All jokes aside, most people's initial reaction to such an idea is probably horrified disgust: How on earth can you safely make food using vaginal secretions? However, Stavri claimed on her blog, Another Angry Woman, that any vaginal bacteria would be killed off during baking. In effect, it's "almost certainly no more gross than regular sourdough starter," she wrote, although it should be noted that some food scientists would disagree.
Of course, this still begs the question of why you would do such a thing, but before we proceed, a word of warning: We're about to get even more NSFW. Like, slam-your-laptop-closed-around-Mom NSFW. Got it? OK.
Like Cecilia Westbrook, the M.D./PhD student who made yogurt from her own vaginal yeast earlier this year, Stavri's experiment was the result of simple curiosity. "It all started with a fatal combination of a slightly perverse sense of humour, a keenly scientific mind, and touch of the thrush... The next thing that happened was I was scraping white goop off a dildo into a bowl of flour mixed with water," Stavri wrote, documenting the process on Twitter as well.
As the experiment proceeded, however, her account was flooded with criticism from horrified users.

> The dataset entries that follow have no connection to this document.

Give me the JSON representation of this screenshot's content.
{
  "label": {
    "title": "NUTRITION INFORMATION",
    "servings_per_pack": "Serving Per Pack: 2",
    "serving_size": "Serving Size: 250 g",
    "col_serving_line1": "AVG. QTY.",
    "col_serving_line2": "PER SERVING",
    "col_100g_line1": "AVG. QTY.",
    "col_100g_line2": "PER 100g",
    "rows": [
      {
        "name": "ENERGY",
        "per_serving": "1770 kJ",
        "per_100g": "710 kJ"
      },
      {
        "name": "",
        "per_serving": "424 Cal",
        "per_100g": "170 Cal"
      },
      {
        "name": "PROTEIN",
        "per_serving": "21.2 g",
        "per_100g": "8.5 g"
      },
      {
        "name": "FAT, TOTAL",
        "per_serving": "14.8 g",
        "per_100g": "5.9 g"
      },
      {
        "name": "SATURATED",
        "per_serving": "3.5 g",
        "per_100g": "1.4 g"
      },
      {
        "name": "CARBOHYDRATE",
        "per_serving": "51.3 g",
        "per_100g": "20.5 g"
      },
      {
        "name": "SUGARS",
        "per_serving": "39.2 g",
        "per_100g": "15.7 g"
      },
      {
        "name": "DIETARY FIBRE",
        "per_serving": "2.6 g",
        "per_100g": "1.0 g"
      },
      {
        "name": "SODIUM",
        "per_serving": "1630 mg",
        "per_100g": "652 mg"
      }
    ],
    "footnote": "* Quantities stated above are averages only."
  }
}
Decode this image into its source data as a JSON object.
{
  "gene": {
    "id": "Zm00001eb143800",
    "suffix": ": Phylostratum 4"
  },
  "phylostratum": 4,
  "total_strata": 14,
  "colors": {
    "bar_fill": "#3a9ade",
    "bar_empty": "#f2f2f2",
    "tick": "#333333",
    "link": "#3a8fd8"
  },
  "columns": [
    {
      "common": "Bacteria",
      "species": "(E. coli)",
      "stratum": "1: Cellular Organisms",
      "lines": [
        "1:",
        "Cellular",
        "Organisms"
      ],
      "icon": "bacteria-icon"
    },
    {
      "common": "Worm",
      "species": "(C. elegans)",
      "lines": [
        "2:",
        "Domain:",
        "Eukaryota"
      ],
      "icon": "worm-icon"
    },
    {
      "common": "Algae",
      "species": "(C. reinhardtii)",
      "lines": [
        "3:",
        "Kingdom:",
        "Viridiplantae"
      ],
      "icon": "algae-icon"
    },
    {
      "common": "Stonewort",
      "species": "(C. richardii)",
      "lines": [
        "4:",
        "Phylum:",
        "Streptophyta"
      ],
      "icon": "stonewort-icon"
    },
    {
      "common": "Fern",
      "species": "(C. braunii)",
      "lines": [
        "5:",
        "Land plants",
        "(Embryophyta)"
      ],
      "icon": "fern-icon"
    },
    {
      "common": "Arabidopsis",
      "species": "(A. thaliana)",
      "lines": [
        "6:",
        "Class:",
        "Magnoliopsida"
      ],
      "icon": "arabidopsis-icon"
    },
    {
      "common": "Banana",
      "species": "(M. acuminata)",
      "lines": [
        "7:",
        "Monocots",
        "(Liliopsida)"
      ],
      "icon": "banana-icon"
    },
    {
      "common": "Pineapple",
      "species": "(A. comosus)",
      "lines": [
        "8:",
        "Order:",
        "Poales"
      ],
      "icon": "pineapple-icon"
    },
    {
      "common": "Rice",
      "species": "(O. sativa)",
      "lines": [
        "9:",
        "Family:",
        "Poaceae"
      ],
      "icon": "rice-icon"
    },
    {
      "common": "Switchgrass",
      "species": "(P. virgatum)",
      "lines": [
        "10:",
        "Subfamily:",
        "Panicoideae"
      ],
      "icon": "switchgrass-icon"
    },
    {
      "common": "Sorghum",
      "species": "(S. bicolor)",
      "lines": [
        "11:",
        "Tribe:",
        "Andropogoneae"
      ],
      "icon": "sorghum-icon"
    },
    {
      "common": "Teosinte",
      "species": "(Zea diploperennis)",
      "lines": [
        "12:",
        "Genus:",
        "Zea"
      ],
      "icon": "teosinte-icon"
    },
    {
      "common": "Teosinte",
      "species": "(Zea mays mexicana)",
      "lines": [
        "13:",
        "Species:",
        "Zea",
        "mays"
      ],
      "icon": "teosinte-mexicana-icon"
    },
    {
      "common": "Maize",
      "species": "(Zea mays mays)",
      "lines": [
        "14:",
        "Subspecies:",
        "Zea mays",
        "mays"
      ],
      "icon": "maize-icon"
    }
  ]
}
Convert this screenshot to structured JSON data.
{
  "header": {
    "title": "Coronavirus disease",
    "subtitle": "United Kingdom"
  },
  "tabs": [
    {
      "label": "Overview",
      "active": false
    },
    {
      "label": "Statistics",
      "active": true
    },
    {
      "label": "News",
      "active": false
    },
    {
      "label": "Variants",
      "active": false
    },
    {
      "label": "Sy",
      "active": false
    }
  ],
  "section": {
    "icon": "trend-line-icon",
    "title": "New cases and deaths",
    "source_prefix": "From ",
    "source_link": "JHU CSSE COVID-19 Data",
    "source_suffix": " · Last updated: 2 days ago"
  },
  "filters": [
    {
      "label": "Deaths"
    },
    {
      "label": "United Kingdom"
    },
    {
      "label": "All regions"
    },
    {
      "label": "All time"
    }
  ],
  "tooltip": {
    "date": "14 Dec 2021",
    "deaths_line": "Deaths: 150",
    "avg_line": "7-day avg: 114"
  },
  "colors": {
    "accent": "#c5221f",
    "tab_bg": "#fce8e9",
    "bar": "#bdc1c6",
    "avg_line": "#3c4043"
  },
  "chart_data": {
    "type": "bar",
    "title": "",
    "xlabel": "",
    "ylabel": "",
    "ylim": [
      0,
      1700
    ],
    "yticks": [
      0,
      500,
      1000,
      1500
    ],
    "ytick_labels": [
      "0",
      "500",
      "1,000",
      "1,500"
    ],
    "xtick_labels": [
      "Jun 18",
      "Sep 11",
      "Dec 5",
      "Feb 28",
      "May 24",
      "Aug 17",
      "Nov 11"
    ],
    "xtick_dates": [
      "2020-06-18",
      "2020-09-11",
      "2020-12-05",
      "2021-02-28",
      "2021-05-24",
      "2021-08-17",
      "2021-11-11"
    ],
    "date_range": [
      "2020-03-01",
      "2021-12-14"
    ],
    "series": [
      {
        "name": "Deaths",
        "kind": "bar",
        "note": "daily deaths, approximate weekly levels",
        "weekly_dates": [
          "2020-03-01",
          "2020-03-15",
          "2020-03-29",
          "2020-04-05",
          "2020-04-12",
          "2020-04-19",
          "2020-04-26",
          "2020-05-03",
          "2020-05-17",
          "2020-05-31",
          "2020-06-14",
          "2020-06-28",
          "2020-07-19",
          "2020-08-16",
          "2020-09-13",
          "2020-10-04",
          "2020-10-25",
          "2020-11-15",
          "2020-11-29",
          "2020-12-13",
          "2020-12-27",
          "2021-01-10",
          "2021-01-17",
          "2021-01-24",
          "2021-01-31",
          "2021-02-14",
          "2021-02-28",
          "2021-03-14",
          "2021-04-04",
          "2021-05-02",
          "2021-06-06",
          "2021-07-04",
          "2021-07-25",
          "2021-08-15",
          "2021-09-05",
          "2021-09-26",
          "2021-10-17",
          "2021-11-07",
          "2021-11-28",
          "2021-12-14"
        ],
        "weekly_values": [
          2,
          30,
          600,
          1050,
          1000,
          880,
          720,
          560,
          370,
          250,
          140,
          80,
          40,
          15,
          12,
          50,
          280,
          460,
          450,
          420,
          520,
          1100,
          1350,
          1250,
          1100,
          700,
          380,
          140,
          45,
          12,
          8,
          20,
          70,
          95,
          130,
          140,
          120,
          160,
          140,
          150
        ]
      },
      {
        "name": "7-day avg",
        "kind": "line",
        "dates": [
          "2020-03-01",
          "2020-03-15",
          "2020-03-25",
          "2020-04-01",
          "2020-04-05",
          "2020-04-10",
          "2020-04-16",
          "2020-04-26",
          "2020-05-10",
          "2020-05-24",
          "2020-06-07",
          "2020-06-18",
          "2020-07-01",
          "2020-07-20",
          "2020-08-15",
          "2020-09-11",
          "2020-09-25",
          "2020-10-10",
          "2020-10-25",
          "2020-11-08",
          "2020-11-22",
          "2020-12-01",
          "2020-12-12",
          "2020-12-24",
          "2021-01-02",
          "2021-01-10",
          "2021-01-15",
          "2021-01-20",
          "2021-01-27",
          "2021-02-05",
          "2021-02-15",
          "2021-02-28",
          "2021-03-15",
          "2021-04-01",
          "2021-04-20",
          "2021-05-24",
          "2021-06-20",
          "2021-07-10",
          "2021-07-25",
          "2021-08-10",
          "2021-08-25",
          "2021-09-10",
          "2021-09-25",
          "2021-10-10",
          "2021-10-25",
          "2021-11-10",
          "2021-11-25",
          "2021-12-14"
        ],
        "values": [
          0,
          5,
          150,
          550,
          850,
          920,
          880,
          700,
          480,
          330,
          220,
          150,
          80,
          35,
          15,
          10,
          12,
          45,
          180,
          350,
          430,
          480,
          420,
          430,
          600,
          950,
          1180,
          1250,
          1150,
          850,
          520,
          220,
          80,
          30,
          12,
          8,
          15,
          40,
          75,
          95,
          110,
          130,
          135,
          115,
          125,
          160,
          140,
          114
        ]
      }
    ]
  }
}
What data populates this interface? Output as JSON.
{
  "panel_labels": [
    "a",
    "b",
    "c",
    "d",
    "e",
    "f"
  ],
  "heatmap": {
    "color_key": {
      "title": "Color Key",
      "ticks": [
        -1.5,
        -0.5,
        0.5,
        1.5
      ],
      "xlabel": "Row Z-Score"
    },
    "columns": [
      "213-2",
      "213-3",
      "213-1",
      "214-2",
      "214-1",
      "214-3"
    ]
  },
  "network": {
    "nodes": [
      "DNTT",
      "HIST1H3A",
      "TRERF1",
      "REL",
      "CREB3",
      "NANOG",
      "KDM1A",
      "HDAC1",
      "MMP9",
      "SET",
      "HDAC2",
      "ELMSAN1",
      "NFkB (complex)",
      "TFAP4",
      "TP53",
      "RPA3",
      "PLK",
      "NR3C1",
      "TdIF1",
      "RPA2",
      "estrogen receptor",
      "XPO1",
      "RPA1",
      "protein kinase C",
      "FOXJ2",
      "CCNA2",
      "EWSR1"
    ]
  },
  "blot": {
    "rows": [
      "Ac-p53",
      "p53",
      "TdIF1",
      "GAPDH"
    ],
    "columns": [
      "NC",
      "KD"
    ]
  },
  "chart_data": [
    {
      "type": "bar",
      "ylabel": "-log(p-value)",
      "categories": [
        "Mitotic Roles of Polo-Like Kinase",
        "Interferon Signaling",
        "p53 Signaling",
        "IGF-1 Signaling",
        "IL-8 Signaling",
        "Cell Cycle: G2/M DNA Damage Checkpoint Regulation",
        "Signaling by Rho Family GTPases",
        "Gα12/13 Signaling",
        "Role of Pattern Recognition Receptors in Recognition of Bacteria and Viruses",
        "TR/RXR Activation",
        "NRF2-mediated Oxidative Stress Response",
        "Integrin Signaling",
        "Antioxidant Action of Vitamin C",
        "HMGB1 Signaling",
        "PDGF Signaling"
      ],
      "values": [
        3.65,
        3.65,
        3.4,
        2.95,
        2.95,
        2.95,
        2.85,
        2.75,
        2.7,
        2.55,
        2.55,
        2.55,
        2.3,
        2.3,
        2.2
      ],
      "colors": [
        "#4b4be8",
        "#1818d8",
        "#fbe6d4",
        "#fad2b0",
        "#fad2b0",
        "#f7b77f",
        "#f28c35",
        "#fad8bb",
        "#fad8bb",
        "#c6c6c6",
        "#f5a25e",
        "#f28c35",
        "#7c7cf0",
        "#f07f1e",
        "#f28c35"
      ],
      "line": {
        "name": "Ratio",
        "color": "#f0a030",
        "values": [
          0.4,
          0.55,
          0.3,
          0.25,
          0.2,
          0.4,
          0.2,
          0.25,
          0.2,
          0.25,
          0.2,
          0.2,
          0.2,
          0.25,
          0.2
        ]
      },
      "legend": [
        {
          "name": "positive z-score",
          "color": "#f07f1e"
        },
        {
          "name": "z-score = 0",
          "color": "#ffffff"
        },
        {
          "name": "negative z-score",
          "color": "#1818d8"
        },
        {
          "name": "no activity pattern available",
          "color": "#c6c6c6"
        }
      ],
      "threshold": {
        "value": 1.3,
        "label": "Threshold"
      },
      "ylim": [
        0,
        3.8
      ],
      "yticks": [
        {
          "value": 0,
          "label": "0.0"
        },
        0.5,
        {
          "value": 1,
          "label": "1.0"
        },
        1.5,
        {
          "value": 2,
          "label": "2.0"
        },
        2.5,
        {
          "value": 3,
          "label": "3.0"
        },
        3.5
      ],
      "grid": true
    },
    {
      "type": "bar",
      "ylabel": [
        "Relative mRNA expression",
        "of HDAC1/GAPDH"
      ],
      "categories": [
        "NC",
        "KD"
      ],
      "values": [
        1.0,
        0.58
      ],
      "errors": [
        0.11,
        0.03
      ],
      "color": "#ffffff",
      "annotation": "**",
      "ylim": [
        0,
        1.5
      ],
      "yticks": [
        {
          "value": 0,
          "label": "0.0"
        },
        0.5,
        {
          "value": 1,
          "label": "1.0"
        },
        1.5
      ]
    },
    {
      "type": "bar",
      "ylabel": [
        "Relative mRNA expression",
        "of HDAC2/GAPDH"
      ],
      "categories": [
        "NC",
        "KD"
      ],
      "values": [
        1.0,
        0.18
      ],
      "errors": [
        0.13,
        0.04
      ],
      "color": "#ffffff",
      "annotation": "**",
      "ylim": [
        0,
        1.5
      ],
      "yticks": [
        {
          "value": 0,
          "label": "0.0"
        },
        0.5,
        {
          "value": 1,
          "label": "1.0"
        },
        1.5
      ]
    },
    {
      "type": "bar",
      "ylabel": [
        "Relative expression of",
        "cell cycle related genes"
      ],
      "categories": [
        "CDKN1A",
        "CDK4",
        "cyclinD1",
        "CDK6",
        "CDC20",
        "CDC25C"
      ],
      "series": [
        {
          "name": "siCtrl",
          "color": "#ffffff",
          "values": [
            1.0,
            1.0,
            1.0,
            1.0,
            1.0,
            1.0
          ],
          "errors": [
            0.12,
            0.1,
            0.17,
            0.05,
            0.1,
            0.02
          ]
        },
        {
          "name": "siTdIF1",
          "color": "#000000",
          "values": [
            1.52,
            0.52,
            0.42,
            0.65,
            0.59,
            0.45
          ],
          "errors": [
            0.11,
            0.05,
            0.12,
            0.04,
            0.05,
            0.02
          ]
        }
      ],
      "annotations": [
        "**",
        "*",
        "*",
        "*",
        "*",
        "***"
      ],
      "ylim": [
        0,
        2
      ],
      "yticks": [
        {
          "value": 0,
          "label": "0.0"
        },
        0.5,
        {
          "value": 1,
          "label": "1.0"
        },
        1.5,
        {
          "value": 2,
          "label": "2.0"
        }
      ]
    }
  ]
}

However, Stavri wryly pointed out that their horror had less to do with food safety concerns and more to do with the knee-jerk disgust directed at vaginas. "I am very interested to note how many people are horrified at the very notion that something may have once been near a vagina," she wrote. (Similarly, Westbrook noted to the Huffington Post that she was "surprised" by the lack of information regarding vaginal flora during her vaginal yeast yogurt experiment, which could contribute to such violently negative reactions.)
As important it is to discuss the misinformation and mystification surrounding vaginas, though, I digress. Stavri herself says that her experiment wasn't any sort of feminist statement; she just wanted to know if it would work. Against all odds, that's exactly what happened — after a few mishaps, of course. But eventually, Stavri's yeast did what yeast does best: Making delicious bread, which she enjoyed with a little butter, tomato, and some mozarella.